The judge asked attorneys on both sides to submit briefs by 9 a.m. Monday on three legal issues:

“Whether Duncan’s request was “timely made”;

“Whether a locally performed mental evaluation of Duncan, rather than a trip to the Bureau of Prisons in Seattle, would raise an appeal issue;

“And whether the competency standard required for Duncan’s self-representation is the same standard required to stand trial.

This issue was decided in a 1993 U.S. Supreme Court case but is being challenged in another case.

In the 1993 case, Godinez v. Moran, the court upheld Nevada murderer Richard A. Moran’s right to represent himself in a capital case, and held that the same standard for competency applies both for standing trial and for exercising the Sixth Amendment right to act as one’s own attorney. Moran was executed three years later.

In the pending case, Indiana v. Edwards, the government argued that there should be a different competency standard for acting as one’s own attorney. Someone who is incoherent or delusional, the government said, could be competent enough to stand trial but inadequately conduct his own defense. The high court heard arguments in the case March 26 and hasn’t issued a decision.

Lodge said he’ll rule on Duncan’s case at 1 p.m. Monday.

Rodney Uphoff, a law professor at the University of Missouri and an expert on the death penalty, said, “If he makes a knowing waiver of his right to counsel, then basically the judge has to allow him to represent himself.” That waiver must be made “knowingly, voluntarily and intelligently.”

Duncan is clearly making his request knowingly and voluntarily, Uphoff said. But, he said, “who in their right mind would say that’s an intelligent decision? … Judy Clarke (Duncan’s lead attorney) is one of the best death penalty lawyers in the country. So why would somebody give up a really good lawyer, and really good lawyers, and go charging ahead unless that person’s got some significant mental problems?”

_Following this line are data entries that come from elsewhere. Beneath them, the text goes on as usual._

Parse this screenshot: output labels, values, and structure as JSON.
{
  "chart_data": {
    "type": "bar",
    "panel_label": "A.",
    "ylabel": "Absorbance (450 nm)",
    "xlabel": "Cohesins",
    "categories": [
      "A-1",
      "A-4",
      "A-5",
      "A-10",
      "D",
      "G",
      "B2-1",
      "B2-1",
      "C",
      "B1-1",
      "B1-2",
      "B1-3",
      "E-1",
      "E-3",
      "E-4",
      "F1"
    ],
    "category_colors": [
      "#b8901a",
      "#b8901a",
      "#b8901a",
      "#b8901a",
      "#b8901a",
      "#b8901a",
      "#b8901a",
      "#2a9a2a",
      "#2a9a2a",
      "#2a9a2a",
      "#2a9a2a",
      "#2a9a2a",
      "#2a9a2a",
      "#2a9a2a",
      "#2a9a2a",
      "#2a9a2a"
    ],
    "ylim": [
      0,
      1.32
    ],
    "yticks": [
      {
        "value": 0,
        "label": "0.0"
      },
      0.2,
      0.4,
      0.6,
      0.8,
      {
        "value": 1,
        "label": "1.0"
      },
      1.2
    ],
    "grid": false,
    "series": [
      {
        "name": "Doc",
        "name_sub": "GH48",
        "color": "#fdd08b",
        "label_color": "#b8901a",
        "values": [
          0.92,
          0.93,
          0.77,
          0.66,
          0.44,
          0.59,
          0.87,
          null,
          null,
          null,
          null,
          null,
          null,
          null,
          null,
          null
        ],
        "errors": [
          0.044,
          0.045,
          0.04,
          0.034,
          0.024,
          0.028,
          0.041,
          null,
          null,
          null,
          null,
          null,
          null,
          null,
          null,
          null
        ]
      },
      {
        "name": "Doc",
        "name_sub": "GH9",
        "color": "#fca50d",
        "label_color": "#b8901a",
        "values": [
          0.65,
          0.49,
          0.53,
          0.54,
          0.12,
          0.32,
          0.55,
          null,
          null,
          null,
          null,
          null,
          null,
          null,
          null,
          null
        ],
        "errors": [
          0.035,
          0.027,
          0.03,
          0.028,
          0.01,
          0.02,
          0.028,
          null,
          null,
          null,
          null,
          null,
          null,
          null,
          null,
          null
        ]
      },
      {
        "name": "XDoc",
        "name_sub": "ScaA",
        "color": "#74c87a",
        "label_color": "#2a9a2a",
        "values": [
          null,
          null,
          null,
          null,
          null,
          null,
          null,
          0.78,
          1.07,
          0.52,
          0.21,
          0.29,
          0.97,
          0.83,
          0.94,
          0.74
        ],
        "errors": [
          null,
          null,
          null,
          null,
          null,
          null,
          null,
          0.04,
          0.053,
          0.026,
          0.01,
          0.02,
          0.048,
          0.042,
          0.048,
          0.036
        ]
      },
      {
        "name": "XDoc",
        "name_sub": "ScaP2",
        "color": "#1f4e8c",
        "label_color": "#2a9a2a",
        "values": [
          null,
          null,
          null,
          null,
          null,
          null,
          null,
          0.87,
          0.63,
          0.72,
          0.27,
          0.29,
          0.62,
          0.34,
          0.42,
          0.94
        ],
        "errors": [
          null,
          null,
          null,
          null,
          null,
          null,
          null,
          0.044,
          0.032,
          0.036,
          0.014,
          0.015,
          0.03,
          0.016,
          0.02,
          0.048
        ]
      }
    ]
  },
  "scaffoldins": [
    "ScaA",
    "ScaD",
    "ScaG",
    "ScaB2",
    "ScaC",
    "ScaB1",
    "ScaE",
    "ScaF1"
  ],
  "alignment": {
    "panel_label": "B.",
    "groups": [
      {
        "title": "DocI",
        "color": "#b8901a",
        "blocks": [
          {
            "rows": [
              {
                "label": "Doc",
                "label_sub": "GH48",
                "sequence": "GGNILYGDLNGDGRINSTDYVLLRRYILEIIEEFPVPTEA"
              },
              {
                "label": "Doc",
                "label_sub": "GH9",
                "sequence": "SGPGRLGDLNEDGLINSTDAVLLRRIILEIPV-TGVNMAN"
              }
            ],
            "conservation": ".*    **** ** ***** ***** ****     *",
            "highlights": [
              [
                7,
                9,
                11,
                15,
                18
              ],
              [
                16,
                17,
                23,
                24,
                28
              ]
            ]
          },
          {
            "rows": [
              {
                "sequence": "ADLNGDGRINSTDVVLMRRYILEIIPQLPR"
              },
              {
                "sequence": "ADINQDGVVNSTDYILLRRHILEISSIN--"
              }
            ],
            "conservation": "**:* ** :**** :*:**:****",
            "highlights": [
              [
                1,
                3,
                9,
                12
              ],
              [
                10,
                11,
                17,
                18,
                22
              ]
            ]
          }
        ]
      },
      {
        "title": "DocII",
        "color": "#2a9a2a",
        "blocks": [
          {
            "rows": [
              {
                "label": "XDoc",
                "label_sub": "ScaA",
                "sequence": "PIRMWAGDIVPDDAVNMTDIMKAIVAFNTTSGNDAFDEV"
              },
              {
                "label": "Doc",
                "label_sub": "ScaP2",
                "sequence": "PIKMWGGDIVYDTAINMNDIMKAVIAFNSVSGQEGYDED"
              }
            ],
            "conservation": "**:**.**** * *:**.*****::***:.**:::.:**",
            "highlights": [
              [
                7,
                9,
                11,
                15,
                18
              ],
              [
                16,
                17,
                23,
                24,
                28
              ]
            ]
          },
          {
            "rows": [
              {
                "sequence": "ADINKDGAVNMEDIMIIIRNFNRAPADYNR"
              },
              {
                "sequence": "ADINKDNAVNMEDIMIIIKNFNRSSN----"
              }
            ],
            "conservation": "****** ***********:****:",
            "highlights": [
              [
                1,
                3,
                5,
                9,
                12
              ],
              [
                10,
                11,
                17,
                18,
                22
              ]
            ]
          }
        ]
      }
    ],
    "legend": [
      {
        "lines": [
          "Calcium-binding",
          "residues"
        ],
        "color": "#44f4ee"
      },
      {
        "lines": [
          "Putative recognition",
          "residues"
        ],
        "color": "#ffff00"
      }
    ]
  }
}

However, Uphoff said, “competency is such a low standard. … That’s the current standard. My guess is, if he insists on going ahead, that he will probably be allowed to go ahead.”

Robert Bloom, a law professor at Boston College and an expert on constitutional rights and criminal procedures, agreed. “Unless there’s something else going on, I think he can do it,” he said.

However, Bloom noted that Duncan could lose that right if he was disruptive in court.

Uphoff, one of the court-appointed attorneys who successfully defended Oklahoma City bombing accomplice Terry Nichols against the death penalty, said it’s difficult to say why Duncan wants to act as his own attorney.

He could be pursuing a chance to cross-examine his surviving victim, Shasta Groene, if she testifies against him, or to keep prosecutors from calling her as a witness. He might not want his attorneys to reveal details of his abusive childhood, which they’ve said they plan to present as “mitigation” factors against the death penalty. He might want attention, or he might think he could do a better job of defending himself. He might want to die.

“There are all sorts of different reasons why defendants want to represent themselves,” Uphoff said. “He sounds like a very dangerous, scary kind of person. And it’s difficult to then go back and impose rational thinking on him. … So we can speculate, but our speculation is based on what a rational person would do in this situation.”